# Autotrail Cheyenne carpets



## lufc (Jun 24, 2007)

Hi

We bought out Cheyenne 632 with fitted carpets and now "she who must be obeyed" would like the vinyl instead. There is an option to have removable carpets when placing order but we bought directly from showroom floor.

Can anyone tell me what I would find under the carpet if I was to carefully cut it at the edges of the seats, cupboards etc,? My guess is that Autotrail would not lay vinyl then carpet over it, but I could be wrong.

I would like to remove it and have it overlocked so that it could easily be removed/replaced when required.


----------



## baldybazza (Feb 21, 2007)

Why don't you ring or email Autotrail to ask them, we have found them very helpful when we have contacted them.

Jan


----------



## lufc (Jun 24, 2007)

Planning to do that tomorrow, just thought maybe someone on here may have done this sort of thing before.


----------



## jacder (May 1, 2005)

My recollection from a factory visit a couple of years ago is that the carpet is bonded/glued to the floor when the floor panel is made up. All furniture was then fitted over the carpeted floor, along with the bodyshell.
I'm sure that Auto-Trail would let you know, I've always found them to be helpful.


----------



## MikeCo (Jan 26, 2008)

Slightly off topic but our Burstner which has Grey fabric on the seats came with a loose Brown carpet. We have not used it as the floor has a Vinyl wood block finish which we thought we would prefer. After 9 months of use we decided that we would prefer a carpet so today I bought and fitted a cheap Grey carpet using the supplied loose ones as a template.
I would be extremely hesitant in trying to cut away a carpet that has furniture fitted on top. I remember from the factory tour that this is how they build them with the furniture going on top of the floor and then the motorhome sides going on after the furniture is in place.


----------



## Briarose (Oct 9, 2007)

Hi if Sonesta comes on line (where is she these days :wink: ) she may help as I know they recently had all new fitted carpets in their MH.


----------



## DJP (May 9, 2005)

I seem to remember that it is just black painted laminated plywood with the carpet stuck to it pre internal fitment of cupboards etc.
We have had both, fixed and removable. we would go for fixed everytime. The dirt which you tread in goes all around the edges and under the removable carpets. To clean fully requires the carpets to be removed and then the floor mopped/swept and carpets replaced. It's much easier with fixed carpets and a Turtle mat at the entrance door and maybe a couple of rugs.


----------



## Annsman (Nov 8, 2007)

There will be no vinyl under your carpets. We have a 2008 660 with removable carpets that we specified on order, and as others have written Autotrail usually fix he carpet direct to the floor. 

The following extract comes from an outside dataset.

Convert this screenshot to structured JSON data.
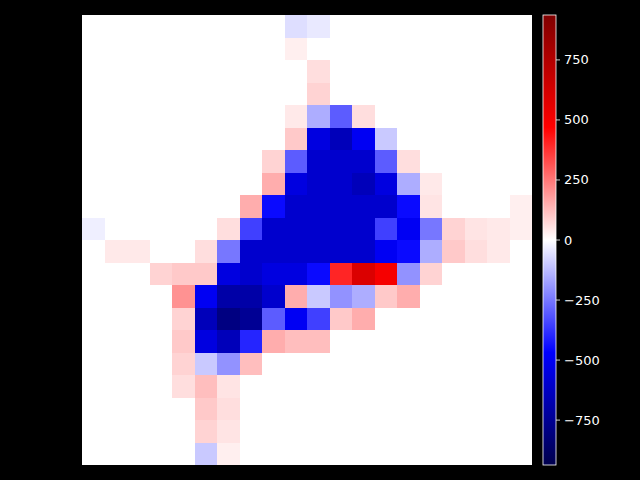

B.T.W. The loose carpet option also adds 15kgs to your payload figures because of the weight of the vinyl covering and the loose carpets together.


----------



## 119842 (Jan 26, 2009)

If you were to remove the carpets, you would find only wooden floor. Could suggest using floor tiles and have existing carpet edges bound to use as loose lay.


----------



## lufc (Jun 24, 2007)

Thanks to all for the replies. Confirmed by Autotrail this AM, only plywood underneath and they dont recommend doing it, so I wont!

"She who must be obeyed" will have to live with it.


----------